For the latter, the CSMHI team conducted a series of intensive interviews with one particular Georgian IDP family who fled their home in Abkhazia and have been living in a refugee compound outside Tbilisi since the early 1990s. On each visit to Georgia, the team spent several hours with the family, as individuals and together, learning about their experience, listening to how they were internalizing and adapting to their new life, and helping them interpret their difficulties. The method of interviewing drew upon psychoanalytic techniques for illuminating the interplay between a person's internal and external worlds. The sessions served as ongoing training for members of FDHR who accompanied the CSMHI team on these visits. In the course of the relationship between CSMHI and the IDP family, one can see marked improvement in the family's health and outlook. While it would be impossible to have the same level of contact with the vast numbers of IDPs living in Georgia, we can also see how this family now serves as a model of survival for many of the 3,000 other IDPs living near them. The effect of this intervention will thus have a broader impact. For an account of this family, please go to One IDP family's story.
November 1998 Trip A two-person team from CSMHI (Volkan and Urbanovich) traveled to Georgia to build on the findings from the May 1998 assessment trip. During this trip they were briefed extensively by FDHR members on their various programs and tentatively identified areas of collaboration. As in May 1998, the team visited Tbilisi Sea, a refugee complex outside Tbilisi, and traveled with FDHR to Tskhinvali to meet with South Ossetian counterparts there. While at Tbilisi Sea, the team met for a second time with members of the Balanchivadze family whom they had met the previous May. The team conducted a series of workshops with FDHR members, including a joint meeting with the South Ossetians.
March 1999 Trip A four-person team from CSMHI (Volkan, Urbanovich, Thomson, Saathoff) traveled to Tbilisi where they held workshops with FDHR and visited Tbilisi Sea, where they interviewed the Balanchivadze family. When they traveled to Tskhinvali (South Ossetia), they held joint sessions with FDHR and South Ossetian government officials to inform them of these activities and to seek their support and cooperation. Back in Tbilisi, CSMHI met with the Georgian Minister of Public Health, with a representative of the UN Office for the Coordination of Humanitarian affairs, and with the director of the UNHCR mobile team in Georgia. The team also gave a lecture on trauma, prejudice, and children at Tbilisi State University.

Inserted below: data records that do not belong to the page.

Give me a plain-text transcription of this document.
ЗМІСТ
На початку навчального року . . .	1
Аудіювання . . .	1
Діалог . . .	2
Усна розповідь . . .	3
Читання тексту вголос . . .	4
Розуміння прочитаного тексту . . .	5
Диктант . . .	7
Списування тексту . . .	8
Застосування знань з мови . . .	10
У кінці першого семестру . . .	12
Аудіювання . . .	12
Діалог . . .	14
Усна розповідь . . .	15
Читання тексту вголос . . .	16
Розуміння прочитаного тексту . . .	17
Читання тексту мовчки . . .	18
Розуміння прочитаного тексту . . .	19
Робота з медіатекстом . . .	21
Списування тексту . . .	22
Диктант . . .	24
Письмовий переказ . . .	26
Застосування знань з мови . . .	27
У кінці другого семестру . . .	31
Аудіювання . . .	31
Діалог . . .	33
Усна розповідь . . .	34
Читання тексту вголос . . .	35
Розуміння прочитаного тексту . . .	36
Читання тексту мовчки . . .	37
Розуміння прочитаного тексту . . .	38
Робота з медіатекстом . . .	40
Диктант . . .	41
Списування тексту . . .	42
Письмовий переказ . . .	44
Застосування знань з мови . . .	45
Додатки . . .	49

August 1999 Trip Drs. Volkan, Urbanovich, and Thomson made presentations at a conference in Tbilisi organized by FDHR entitled Society and Psychological Support and later presented a day of seminars on psychological topics to the FDHR group alone. CSMHI held several meetings with the FDHR group and interviewed the Balanchivadze family at Tbilisi Sea. During this trip a crucial juncture in the Georgia-South Ossetian collaboration was also reached. Instead of traveling with the Georgians to meet in Tskhinvali (South Ossetia), CSMHI invited members of the South Ossetian group to come to Tbilisi. With permission from South Ossetian officials, a group of South Ossetian teachers traveled to Tbilisi for the first time, to meet with FDHR and CSMHI.